Discussion in 'The Ammo & Reloading Forum' started by rnshooter, Jun 27, 2003.

  1. rnshooter

    rnshooter New Member

    Joined:
    May 25, 2003
    Messages:
    79
    Location:
    New Orleans
    just a quick question...what is better, once fired or new, or does it even matter since you probably reload the brass many many times anyway. what brass is best? i have heard a lot of good things about starline, but i have not heard much about others. isn't brass all the same? also, when a company says that .40 S&W cases are roll sized, what do they mean? thanks for all of the input.

    be safe
  2. inplanotx

    inplanotx New Member

    Joined:
    Jan 28, 2002
    Messages:
    8,889
    Location:
    Texas
    Hi rnshooter and welcome to TFF. For an explanation of what roll sizing does, see the following:

    http://www.wolfbullets.com/rollsize.htm

    All brass is not the same. Each manufacturer has dies that make the brass to his dimensions. Case wall thickness and web area are the most important due to the fact that this controls the volume of the explosion upon detonation. With thicker case walls, you have less volume and therefore more pressure when detonation occurs. Same with the case head and web area. The smaller the area the more pressure develops with the same amount of powder charge.

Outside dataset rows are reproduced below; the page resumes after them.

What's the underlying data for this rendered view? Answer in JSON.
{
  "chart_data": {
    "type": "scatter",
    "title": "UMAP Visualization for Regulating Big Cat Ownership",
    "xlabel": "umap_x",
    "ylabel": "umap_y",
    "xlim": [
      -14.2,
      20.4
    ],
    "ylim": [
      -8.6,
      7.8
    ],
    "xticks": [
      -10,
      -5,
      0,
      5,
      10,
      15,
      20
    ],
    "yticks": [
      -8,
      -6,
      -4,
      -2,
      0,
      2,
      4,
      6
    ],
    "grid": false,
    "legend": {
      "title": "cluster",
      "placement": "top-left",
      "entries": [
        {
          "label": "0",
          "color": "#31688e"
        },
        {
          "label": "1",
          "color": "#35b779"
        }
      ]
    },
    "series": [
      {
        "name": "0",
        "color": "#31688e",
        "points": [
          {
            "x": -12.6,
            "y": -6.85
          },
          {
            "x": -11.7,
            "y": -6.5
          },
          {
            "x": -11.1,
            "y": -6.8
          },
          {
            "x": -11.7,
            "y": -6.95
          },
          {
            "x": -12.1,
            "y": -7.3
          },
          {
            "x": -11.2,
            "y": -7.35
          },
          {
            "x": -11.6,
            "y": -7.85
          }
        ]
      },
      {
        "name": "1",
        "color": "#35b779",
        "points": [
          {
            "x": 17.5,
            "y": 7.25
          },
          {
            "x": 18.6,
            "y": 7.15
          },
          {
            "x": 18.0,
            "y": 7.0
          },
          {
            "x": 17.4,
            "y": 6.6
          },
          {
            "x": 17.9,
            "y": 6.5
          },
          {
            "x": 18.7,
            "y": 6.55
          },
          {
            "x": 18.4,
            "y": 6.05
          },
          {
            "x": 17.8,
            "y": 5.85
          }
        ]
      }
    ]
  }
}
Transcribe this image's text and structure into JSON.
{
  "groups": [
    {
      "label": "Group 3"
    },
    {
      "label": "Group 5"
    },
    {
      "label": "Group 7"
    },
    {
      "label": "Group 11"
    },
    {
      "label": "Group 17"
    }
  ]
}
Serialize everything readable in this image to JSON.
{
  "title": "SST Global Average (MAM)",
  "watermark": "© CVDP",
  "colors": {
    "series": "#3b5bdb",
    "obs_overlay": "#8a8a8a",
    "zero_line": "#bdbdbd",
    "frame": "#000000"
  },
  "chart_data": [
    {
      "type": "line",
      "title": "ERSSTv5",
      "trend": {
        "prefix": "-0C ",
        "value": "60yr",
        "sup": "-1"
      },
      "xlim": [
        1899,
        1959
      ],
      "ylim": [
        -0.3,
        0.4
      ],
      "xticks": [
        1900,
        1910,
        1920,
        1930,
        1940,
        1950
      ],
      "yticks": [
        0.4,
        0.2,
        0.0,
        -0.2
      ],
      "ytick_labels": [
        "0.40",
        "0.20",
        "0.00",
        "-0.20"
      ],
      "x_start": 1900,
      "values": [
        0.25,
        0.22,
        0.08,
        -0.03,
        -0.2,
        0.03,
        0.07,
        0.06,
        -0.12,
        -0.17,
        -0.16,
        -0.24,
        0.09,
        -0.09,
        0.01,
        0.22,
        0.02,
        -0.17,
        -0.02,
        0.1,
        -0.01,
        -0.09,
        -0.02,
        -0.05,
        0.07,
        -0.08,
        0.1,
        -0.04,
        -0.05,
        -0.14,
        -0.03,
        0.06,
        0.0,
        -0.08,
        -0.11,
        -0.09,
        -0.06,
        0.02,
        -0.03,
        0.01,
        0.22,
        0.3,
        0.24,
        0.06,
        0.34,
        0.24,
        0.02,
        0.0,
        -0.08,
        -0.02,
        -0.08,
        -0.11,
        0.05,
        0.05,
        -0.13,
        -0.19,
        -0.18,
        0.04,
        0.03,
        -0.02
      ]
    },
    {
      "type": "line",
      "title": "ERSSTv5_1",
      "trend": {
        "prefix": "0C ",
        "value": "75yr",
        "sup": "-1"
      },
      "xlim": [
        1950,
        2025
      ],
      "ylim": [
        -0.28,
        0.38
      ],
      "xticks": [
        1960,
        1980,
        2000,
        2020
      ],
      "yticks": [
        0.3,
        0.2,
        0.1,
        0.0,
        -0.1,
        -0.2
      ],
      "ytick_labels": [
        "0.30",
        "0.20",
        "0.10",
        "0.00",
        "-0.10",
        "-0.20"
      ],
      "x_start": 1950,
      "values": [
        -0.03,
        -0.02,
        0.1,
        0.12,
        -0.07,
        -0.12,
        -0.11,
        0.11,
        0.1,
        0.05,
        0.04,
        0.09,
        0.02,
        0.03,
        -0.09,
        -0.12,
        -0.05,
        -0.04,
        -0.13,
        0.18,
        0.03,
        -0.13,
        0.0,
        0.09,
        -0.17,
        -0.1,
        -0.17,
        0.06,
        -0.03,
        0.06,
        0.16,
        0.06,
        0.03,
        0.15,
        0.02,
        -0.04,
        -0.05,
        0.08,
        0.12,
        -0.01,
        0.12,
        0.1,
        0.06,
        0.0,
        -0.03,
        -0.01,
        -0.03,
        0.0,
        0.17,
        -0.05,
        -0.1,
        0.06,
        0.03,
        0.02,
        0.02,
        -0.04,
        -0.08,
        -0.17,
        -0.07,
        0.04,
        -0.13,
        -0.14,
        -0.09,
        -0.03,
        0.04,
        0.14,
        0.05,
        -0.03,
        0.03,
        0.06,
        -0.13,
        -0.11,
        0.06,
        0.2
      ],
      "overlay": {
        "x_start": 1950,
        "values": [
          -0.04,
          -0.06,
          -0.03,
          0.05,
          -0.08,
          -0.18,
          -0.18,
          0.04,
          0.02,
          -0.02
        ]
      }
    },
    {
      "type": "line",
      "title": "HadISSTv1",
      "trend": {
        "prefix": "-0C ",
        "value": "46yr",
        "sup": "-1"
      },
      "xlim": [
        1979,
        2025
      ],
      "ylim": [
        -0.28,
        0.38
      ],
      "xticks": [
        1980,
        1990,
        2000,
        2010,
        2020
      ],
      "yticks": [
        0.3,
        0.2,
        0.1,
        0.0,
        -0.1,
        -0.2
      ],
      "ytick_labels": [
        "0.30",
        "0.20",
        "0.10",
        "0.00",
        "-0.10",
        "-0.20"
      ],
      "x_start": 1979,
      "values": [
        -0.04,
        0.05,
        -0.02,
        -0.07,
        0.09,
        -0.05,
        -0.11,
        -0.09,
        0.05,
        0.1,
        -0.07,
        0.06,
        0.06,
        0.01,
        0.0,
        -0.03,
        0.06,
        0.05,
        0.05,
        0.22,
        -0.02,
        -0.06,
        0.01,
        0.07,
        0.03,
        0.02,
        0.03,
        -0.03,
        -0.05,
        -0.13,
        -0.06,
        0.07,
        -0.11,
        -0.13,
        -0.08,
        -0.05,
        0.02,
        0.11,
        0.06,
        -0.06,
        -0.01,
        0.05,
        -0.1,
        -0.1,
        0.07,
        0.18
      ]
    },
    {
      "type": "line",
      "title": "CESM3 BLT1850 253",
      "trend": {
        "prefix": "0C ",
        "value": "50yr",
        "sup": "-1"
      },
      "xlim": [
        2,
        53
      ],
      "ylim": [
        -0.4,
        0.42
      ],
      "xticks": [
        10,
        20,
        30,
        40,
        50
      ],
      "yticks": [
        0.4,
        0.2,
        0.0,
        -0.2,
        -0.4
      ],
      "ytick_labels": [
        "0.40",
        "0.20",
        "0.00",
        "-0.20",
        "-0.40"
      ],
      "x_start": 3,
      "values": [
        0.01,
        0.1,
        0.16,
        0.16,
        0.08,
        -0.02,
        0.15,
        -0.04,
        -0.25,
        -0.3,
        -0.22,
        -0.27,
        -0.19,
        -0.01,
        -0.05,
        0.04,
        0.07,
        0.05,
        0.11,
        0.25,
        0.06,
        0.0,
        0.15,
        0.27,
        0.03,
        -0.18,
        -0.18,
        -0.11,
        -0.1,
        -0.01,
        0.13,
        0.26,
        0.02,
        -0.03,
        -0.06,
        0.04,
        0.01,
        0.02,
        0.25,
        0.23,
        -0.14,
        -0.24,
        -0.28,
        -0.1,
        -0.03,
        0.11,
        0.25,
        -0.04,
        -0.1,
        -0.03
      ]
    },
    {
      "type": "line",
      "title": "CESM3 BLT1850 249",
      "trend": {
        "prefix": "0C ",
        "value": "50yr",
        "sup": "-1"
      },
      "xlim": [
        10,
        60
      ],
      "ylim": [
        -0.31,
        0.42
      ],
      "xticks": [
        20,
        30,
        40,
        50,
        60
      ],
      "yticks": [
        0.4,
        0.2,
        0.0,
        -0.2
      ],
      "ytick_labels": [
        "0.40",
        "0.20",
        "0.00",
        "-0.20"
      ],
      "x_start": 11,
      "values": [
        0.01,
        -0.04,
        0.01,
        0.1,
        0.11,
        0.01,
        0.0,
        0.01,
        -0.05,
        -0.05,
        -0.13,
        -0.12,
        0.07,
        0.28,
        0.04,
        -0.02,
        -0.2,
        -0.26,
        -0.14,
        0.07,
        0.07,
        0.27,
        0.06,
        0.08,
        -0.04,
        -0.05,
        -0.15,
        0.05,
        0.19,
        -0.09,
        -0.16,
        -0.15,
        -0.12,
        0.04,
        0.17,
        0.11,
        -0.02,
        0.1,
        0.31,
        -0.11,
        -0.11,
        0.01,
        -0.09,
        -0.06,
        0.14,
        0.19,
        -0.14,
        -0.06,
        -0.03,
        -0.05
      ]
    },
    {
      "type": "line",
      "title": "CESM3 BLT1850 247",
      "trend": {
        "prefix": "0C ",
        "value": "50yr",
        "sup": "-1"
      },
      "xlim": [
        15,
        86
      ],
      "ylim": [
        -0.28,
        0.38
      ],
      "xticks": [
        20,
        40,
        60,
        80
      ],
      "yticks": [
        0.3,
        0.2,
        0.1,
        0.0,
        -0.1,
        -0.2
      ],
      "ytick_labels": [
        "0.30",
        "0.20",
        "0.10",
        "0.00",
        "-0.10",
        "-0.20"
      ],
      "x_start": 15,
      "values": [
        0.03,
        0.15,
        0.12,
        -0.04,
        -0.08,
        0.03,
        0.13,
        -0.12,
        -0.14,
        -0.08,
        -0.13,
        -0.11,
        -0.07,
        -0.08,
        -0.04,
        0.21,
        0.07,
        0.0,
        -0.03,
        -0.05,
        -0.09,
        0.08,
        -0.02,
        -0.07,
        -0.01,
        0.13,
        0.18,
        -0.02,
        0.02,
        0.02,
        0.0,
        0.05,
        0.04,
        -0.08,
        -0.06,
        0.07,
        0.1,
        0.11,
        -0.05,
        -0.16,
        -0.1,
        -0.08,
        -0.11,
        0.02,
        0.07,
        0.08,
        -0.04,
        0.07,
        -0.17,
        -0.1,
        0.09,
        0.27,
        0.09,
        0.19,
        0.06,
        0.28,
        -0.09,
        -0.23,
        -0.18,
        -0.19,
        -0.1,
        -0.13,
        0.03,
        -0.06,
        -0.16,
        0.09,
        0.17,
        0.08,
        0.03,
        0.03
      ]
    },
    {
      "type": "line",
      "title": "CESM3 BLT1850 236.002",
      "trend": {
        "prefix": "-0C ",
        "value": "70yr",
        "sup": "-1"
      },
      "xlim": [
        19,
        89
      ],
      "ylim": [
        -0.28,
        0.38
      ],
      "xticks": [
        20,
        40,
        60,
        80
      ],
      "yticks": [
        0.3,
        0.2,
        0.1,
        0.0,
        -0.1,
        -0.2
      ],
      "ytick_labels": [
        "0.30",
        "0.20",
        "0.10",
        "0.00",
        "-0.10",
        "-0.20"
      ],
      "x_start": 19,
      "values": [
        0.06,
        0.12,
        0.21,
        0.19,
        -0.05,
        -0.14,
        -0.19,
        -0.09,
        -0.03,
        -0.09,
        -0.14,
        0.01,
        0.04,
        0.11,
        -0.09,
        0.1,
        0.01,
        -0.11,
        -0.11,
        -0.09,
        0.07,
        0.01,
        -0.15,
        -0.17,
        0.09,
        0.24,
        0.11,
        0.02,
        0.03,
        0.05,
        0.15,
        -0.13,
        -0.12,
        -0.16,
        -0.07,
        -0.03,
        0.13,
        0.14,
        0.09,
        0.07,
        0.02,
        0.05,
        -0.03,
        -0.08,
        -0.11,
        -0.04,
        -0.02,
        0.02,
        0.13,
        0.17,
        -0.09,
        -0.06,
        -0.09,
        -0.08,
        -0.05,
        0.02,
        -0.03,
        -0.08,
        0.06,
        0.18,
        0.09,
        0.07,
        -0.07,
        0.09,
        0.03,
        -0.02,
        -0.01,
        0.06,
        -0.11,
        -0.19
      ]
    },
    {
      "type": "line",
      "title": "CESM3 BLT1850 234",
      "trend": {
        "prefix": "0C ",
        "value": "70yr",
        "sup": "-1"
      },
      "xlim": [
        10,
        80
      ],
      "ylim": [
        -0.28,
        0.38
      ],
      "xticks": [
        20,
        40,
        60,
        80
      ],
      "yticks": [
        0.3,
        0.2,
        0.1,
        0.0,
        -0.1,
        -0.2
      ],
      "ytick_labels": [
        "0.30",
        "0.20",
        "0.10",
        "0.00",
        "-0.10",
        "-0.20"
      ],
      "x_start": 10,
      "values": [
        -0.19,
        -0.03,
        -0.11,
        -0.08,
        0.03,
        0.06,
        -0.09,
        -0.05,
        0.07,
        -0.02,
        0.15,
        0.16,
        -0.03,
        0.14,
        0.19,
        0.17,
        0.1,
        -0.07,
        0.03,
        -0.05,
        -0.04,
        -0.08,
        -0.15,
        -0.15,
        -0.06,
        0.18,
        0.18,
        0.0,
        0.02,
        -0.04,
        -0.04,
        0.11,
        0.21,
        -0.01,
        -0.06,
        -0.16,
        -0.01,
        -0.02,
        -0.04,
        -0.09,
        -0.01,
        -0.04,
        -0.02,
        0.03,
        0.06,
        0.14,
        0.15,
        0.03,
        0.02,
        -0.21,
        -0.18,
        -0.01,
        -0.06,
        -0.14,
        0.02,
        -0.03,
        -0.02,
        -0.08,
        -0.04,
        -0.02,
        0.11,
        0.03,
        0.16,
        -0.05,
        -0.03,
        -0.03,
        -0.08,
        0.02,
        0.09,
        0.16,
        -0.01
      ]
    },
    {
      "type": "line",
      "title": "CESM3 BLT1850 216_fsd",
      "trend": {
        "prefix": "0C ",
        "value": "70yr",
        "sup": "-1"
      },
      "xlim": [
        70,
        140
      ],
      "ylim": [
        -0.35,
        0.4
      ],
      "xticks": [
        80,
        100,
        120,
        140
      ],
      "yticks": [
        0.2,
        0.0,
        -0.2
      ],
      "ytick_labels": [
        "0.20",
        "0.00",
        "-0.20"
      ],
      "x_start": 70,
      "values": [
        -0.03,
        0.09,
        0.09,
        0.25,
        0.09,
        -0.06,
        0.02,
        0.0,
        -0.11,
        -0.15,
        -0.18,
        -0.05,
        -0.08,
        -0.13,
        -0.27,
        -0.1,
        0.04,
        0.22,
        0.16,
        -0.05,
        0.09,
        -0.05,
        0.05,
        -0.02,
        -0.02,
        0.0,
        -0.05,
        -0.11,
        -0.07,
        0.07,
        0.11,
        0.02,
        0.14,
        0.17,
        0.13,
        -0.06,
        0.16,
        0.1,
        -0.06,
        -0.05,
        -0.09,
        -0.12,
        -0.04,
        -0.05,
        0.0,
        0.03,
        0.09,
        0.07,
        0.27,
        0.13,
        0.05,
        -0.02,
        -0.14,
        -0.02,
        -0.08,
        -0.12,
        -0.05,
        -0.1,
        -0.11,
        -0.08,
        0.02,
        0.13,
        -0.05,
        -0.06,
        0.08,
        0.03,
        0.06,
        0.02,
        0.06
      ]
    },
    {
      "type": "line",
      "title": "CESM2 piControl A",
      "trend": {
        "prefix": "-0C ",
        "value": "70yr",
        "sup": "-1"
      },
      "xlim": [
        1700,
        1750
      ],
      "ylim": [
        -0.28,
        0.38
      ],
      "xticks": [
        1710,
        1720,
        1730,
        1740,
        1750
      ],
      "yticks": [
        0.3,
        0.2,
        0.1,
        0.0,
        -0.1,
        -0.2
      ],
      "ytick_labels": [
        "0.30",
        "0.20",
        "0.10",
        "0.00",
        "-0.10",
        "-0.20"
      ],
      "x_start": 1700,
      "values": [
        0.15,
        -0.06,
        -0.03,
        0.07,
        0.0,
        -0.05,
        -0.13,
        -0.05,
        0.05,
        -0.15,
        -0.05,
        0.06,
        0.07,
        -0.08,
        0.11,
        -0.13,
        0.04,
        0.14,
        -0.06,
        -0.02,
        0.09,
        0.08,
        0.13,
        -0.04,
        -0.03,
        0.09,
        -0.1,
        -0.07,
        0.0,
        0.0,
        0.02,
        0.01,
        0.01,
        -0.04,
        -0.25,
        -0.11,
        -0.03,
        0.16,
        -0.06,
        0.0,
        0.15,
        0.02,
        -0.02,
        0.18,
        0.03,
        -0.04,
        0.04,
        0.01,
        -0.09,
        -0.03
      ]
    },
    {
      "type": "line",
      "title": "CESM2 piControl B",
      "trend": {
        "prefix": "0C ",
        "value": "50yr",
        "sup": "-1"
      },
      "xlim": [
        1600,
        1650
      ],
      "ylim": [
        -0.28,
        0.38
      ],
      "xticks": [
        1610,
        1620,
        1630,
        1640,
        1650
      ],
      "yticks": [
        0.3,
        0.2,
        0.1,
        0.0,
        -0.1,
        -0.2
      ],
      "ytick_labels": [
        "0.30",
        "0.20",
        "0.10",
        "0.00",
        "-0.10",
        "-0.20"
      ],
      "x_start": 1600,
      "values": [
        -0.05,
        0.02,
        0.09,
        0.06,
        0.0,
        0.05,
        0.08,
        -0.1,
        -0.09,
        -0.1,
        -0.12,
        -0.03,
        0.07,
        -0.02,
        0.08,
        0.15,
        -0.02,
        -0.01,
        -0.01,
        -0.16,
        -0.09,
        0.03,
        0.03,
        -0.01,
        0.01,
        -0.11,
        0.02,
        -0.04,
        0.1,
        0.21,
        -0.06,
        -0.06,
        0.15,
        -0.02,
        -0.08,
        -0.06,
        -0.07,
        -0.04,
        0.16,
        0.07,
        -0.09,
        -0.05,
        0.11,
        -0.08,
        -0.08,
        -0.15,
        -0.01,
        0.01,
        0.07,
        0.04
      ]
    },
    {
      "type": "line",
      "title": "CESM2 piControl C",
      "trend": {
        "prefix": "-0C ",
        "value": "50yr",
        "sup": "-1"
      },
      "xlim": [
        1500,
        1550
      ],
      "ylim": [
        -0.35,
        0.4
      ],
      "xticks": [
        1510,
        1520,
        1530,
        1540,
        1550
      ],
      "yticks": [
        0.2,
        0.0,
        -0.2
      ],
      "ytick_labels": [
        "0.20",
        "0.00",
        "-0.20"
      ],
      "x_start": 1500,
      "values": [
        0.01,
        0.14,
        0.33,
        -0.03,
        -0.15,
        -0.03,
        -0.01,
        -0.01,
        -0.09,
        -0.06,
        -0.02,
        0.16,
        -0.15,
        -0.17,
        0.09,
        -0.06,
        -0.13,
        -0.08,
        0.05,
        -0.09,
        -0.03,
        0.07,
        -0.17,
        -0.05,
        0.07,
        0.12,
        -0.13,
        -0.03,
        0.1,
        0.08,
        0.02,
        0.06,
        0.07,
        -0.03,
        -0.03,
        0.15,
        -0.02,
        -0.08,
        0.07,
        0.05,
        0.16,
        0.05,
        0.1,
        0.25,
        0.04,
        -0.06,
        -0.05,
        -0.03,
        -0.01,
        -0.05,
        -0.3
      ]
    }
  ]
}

    Military once fired brass is usually the thickest case walls and web area and will cause the most problems in this area.

    A way to measure this is to take several cases from different manufacturers and fill them to the very top with water. Then weigh and record each measurement and you will get an idea of the volume of the case. You can even take the same manufacturer and measure different lots (made at different times) of brass and see a difference also. That is why a lot of people who reload, make sure that all their brass has the same volume prior to loading. It can make a big difference on the range and in your weapon. Sometimes, in cases of maximim loads, can be down right dangerous.

    Once fired brass is fine if you know it all came from the same lot and manufacturer, or if you are only loading reduced loads for enjoyment.

    Serious shooters in competitions will most usually know the exact lot numbers for the brass and manufacturer that they are using.

    Hope this helps.
    Last edited: Jun 27, 2003
  3. Cow Caregiver

    Cow Caregiver New Member

    Joined:
    Mar 26, 2003
    Messages:
    136
    Once fired brass versus new....

    I buy new brass, as a rule, but a lot of what I am shooting is wildcat stuff, generally Improved so I have to fire form it for loading, but I can fireform from factory ammo as well, most of the time. All of my hunting loads are fired, therefor, from brass that has seen at least one prior use.

    This gives one advantage over the use of new brass. Generally, if a case has metal problems, it will fail the first time it is used, and that will keep me from aiming it at Mr. Grizzly Bear and discovering that the rest of the case is still in the chamber while I am trying to get Round 2 into position. Mr. Grizzly Bear is not easy to deal with, particularly if you have poked him in a place that has added to his irritation at being hunted by hurting him. An unservicable arm is a poor club, and I don't carry as big a knife as Hugh Glass did.

    All levity aside, the use of once-fired brass that has no further wear on it is probably the best thing you can do for yourself if you are using a rifle to hunt things that will hunt you back. And, if you get in the habit of using those rules, you will avoid surprises at the range, too.
  4. rnshooter

    rnshooter New Member

    Joined:
    May 25, 2003
    Messages:
    79
    Location:
    New Orleans
    hey thanks guys, that helps me a lot. so if i understood you right, once fired brass is ok, as long as it is the same headstamp as to make sure i get the same results in the field, on the range, and in my gun's barrel. thanks again.